Is it the machine (i.e. the trained neural net)? The human who trained the machine with specific parameters and who chose the input and training images? Or the photographers and artists who create the input images (used for style, content and training)?

At the end of the day, it’s not my place to tell you or anyone else what is or isn’t art. All I know is that the coder has a great degree of flexibility and control in the outcome of the final image, based on clever input image selection, network architecture design and the tuning of various parameters — and the results look really cool. Ultimately, isn’t that the goal of an artist? To use creativity to mould a work to the artist’s liking by fine tuning various elements of a medium that are under their control? The modern artist is spoilt for choice when it comes to media for expression, and creative coding must be regarded as a valid artistic skillset, just as one would regard watercolour painting or pottery. The computer is the paintbrush of the 21st century, and the coder the artist.

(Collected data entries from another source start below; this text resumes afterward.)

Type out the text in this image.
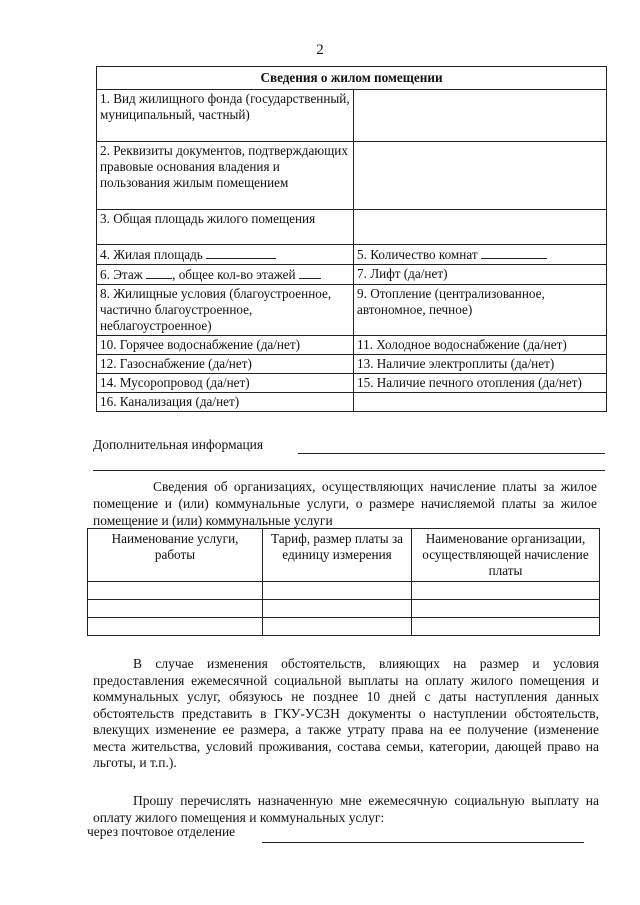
2
Сведения о жилом помещении	
1. Вид жилищного фонда (государственный, муниципальный, частный)	
2. Реквизиты документов, подтверждающих правовые основания владения и пользования жилым помещением	
3. Общая площадь жилого помещения	
4. Жилая площадь	5. Количество комнат
6. Этаж , общее кол-во этажей	7. Лифт (да/нет)
8. Жилищные условия (благоустроенное, частично благоустроенное, неблагоустроенное)	9. Отопление (централизованное, автономное, печное)
10. Горячее водоснабжение (да/нет)	11. Холодное водоснабжение (да/нет)
12. Газоснабжение (да/нет)	13. Наличие электроплиты (да/нет)
14. Мусоропровод (да/нет)	15. Наличие печного отопления (да/нет)
16. Канализация (да/нет)	
Дополнительная информация
Сведения об организациях, осуществляющих начисление платы за жилое помещение и (или) коммунальные услуги, о размере начисляемой платы за жилое помещение и (или) коммунальные услуги
Наименование услуги, работы	Тариф, размер платы за единицу измерения	Наименование организации, осуществляющей начисление платы

В случае изменения обстоятельств, влияющих на размер и условия предоставления ежемесячной социальной выплаты на оплату жилого помещения и коммунальных услуг, обязуюсь не позднее 10 дней с даты наступления данных обстоятельств представить в ГКУ-УСЗН документы о наступлении обстоятельств, влекущих изменение ее размера, а также утрату права на ее получение (изменение места жительства, условий проживания, состава семьи, категории, дающей право на льготы, и т.п.).
Прошу перечислять назначенную мне ежемесячную социальную выплату на оплату жилого помещения и коммунальных услуг:
через почтовое отделение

The novel step: Machine Learning as a muse

We coded a neural style transfer algorithm to generate a computationally stylized bear, we found that to be pretty cool, and are currently working on new generative art projects using neural networks. However, for this particular project, it is this next step that we consider to be the novel one: we used our own computationally generated image as inspiration to paint our own mixed media art!

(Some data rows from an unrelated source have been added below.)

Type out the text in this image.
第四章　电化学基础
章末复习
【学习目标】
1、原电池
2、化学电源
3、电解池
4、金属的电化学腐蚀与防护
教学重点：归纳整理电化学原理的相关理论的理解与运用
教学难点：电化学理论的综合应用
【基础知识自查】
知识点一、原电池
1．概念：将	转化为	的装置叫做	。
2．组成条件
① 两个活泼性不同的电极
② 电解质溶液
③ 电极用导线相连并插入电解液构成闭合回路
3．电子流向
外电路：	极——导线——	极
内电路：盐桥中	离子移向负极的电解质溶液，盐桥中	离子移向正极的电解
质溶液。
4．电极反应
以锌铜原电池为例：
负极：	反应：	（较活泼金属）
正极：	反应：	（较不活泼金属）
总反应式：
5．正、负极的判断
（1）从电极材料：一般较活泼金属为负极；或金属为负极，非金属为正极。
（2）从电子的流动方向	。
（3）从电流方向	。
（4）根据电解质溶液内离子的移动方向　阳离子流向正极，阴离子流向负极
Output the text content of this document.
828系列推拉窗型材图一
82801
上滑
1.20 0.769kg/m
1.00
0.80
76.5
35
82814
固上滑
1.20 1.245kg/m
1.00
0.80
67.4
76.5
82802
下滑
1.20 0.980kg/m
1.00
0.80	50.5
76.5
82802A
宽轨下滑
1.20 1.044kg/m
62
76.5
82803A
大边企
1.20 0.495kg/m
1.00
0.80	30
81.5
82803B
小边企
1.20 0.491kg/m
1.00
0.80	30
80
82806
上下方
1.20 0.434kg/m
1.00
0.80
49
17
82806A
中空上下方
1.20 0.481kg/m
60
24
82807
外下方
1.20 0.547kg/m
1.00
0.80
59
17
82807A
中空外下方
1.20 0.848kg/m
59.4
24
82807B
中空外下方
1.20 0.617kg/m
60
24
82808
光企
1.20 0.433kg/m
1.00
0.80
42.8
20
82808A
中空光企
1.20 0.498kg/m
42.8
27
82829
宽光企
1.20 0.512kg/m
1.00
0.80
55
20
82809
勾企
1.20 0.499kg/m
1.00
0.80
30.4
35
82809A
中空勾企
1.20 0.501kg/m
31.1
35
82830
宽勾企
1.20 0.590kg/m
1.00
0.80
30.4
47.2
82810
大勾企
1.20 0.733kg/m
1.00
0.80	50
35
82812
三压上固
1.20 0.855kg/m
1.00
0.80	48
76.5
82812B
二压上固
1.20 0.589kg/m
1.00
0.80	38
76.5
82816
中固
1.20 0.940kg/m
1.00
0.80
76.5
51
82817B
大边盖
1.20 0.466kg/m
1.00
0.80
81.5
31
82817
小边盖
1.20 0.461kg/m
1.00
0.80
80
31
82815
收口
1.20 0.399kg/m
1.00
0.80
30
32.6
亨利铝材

“bear” — mixed media spray and oil painting by Ivan Jayapurna & Jacky Lu

Any computer science nerd who knows basic machine learning and has a GPU can implement style transfer, and any art nerd can oil and spray paint. Jacky and I exist in the intersection of the two and going forwards we hope to blend the boundaries between the two even further and create some really cool stuff. Go bears!



Ivan Jayapurna

I’m a University of California, Berkeley PhD student who writes code, makes biodegradable plastics, and blogs about other things entirely.